Today I am taking some stuff from one computer graphics program I’ve been writing and bringing it into another computer graphics program. My plan all along has been to put them together, but it was a lot easier to create them in separate pieces – each in its own workshop, at it were – and then assemble them together later.

The first program is a demo of how to get an interactive animated character to figure out where to place its feet when walking around in a virtual world. The second program is a demo of how those feet should actually move through the air between footsteps – how to lift a foot off the ground, land again, bend the toes, add more or less “spring” to the step, walk on tiptoe, and so on.

To do this I need to separate out the “demo part” of the code in the first program from the core stuff that does the actual work. By “demo part” I mean that part of the program responsible for displaying things on the screen in nice shapes and colors, as well as the sliders, buttons, and all the other widgets that let you play around with the program. Those parts of the code are important – like the the steering wheel and body and tires of your car – but I don’t really need to take anything with me except the engine and transmission.

It occurs to me, thinking about what I am doing, that essentially I am packing up for a trip. I need to figure out what is essential to take with me – what won’t already be available where I am going – and to avoid lugging around too much other stuff that’s hard to pack and that I can probably find anyway at my destination.

And so for the first time in my life I understand that the notion of “packing up stuff to take with you” is not really situated in the real physical world – that is just one example of where this notion shows up. Rather, it is situated in the mind – in our human brains. We create the concept of packing, because that’s the way our minds work, and then we impose this concept onto the physical world around us.

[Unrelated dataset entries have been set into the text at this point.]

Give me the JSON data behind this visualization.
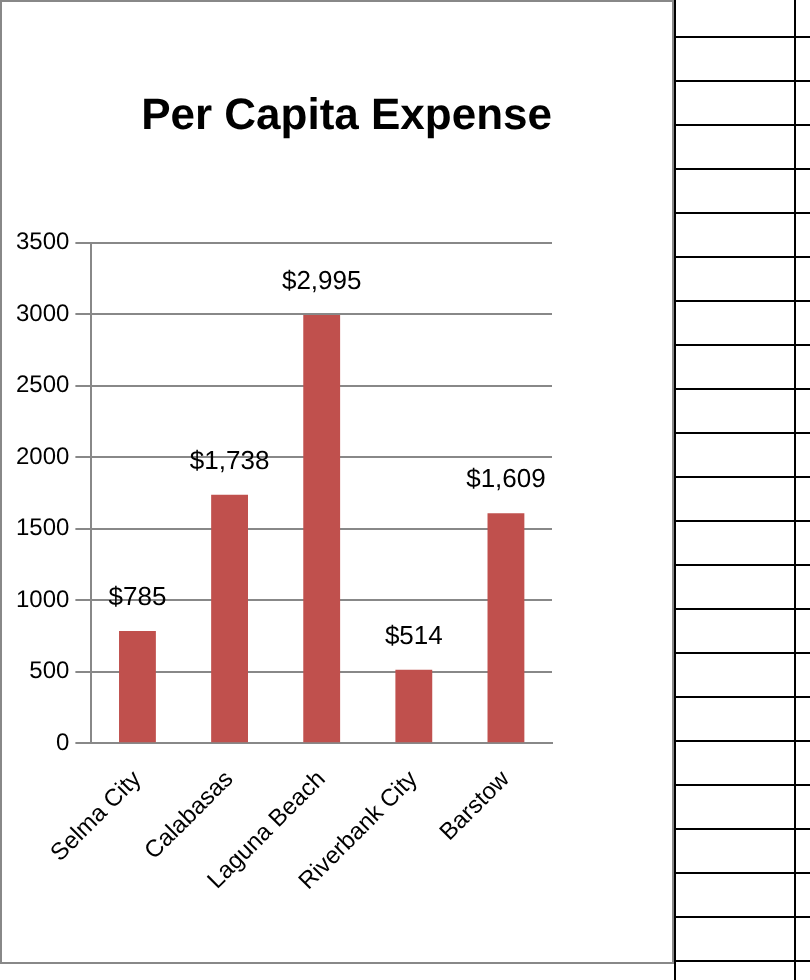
{
  "chart_data": {
    "type": "bar",
    "title": "Per Capita Expense",
    "categories": [
      "Selma City",
      "Calabasas",
      "Laguna Beach",
      "Riverbank City",
      "Barstow"
    ],
    "values": [
      785,
      1738,
      2995,
      514,
      1609
    ],
    "color": "#c0504d",
    "value_labels": [
      "$785",
      "$1,738",
      "$2,995",
      "$514",
      "$1,609"
    ],
    "ylim": [
      0,
      3500
    ],
    "yticks": [
      0,
      500,
      1000,
      1500,
      2000,
      2500,
      3000,
      3500
    ],
    "grid": "y"
  }
}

Things like wallets and duffel bags and toiletry cases are not primarily physical objects. Such things certainly exist in the physical world, but only because we have willed them into existence. Rather, they are primarily extensions of a way of thinking that is already there inside each individual human brain, and that is shared between all human brains.

Obviously we are not the only species that has such constructs in our brains. Squirrels and bees and dogs and countless other species share this proclivity for bundling stuff up and taking it from here to there. But we humans do it in a particularly elaborate and generative way, like everything we do.

And so, after writing this, I will continue my packing, preparing to take the eerily non-physical journey from one folder of my computer to another – between two of my little workshops, both of which just happen to be virtual. If distance is measured by the effort of travel – by how much you need to pack – one could say this is a somewhat longish journey, but far from the longest I have taken.

I am left with the thought that this mental pattern is probably found in a lot more places than we realize – in romantic relationships, literary discussions, business understandings and family ties. There are the various “places we live or visit” and the “stuff we need to pack up so we can take it with us”.

And now, back to work. I need to pack my toothbrush, but not my bathroom….

One thought on “Pack mentality”

  1. The working set. I’ve noticed this pattern in death, too. When someone dies, your mind doesn’t really accept it at first. Later, though, when you mentally “pack up their things”, that’s when it all comes crashing down.